As Danielle Olson called it, the psoas major muscle (pronounced “so-as”) is the “muscle of the soul.” This muscle is located close to the hip bone, and it stabilizes the core, influences flexibility, mobility, the function of the joints, structural balance, and much more.
This muscle supports the upright posture of the body, and when stretched out, it helps you to relate to the present moment by releasing the tension.
Researchers have found that it is extremely important for the psychological wellbeing.

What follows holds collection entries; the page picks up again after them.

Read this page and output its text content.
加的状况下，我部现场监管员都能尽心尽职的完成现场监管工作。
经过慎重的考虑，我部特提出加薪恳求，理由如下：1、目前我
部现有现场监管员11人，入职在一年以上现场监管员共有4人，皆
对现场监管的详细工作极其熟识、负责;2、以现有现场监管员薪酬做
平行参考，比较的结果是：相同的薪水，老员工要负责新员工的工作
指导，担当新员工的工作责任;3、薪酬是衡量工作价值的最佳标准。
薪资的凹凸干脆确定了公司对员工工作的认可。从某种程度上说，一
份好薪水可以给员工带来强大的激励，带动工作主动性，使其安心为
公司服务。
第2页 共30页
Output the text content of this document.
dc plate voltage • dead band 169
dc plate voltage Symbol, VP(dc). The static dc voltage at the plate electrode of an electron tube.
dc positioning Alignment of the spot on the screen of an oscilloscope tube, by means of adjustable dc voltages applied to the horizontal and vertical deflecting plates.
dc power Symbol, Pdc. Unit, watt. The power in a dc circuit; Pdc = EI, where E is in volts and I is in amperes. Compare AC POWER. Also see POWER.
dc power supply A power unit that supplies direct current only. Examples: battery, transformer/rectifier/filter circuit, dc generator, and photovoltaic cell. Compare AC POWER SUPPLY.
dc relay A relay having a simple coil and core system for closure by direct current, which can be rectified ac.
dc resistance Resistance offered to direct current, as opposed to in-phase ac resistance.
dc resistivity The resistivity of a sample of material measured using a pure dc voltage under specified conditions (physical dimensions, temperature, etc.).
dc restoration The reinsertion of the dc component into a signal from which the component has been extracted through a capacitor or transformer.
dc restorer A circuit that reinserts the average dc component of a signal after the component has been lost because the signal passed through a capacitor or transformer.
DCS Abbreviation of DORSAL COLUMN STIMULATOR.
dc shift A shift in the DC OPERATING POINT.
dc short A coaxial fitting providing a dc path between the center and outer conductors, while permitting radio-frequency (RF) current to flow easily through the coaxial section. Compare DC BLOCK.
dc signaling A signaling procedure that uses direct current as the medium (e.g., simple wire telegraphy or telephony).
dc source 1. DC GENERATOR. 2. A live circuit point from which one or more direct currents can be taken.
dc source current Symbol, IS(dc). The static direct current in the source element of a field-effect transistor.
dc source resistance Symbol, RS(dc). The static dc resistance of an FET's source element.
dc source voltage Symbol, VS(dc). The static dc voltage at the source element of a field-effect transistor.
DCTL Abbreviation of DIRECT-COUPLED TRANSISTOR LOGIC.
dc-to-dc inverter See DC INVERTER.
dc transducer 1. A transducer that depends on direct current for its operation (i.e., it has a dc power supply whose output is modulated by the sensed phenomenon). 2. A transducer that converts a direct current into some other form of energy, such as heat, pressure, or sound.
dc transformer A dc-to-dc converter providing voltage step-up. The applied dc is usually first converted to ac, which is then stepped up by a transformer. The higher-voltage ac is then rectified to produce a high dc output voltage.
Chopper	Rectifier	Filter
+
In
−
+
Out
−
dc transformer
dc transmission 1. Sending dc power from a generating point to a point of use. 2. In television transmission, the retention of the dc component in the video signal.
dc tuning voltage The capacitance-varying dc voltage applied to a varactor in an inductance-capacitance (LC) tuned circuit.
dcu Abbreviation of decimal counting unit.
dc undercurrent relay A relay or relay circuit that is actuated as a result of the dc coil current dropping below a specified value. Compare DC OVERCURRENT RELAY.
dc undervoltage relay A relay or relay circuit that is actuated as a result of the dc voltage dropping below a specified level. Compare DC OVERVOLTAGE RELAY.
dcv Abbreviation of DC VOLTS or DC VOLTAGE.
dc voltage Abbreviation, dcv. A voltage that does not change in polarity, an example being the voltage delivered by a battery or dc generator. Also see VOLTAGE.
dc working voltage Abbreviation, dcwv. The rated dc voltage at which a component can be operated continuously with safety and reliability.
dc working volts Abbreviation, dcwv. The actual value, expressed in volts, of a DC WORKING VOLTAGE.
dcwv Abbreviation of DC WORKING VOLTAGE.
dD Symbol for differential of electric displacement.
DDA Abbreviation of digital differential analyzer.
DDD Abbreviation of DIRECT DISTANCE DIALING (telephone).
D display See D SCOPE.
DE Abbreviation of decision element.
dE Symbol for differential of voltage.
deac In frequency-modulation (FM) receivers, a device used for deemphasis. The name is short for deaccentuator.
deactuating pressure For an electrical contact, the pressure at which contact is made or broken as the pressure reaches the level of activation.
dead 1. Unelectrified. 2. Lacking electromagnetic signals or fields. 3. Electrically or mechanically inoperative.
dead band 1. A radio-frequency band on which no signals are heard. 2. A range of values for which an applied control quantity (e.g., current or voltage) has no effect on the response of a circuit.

The author of The Psoas Book, Liz Koch, says that it “literally embodies our deepest urge for survival, and more profoundly, our elemental desire to flourish.”
It is the main muscle linked to the physical stability and is the only muscle which connects the spinal column and the legs.
It stretches from the legs to the spine, in fact, from the T12 vertebrae, goes down the five lumbar vertebrae, and attaches to the top of the thigh bone.
It is also connected to the diaphragm, which modulates breathing, and is also the location of numerous physical symptoms linked to fear and anxiety.
This is a result of the connection between this muscle and the most ancient part of our brain stem and spinal cord, known as the reptilian brain.
Koch adds “Long before the spoken word or the organizing capacity of the cortex developed, the reptilian brain, known for its survival instincts, maintained our essential core functioning.”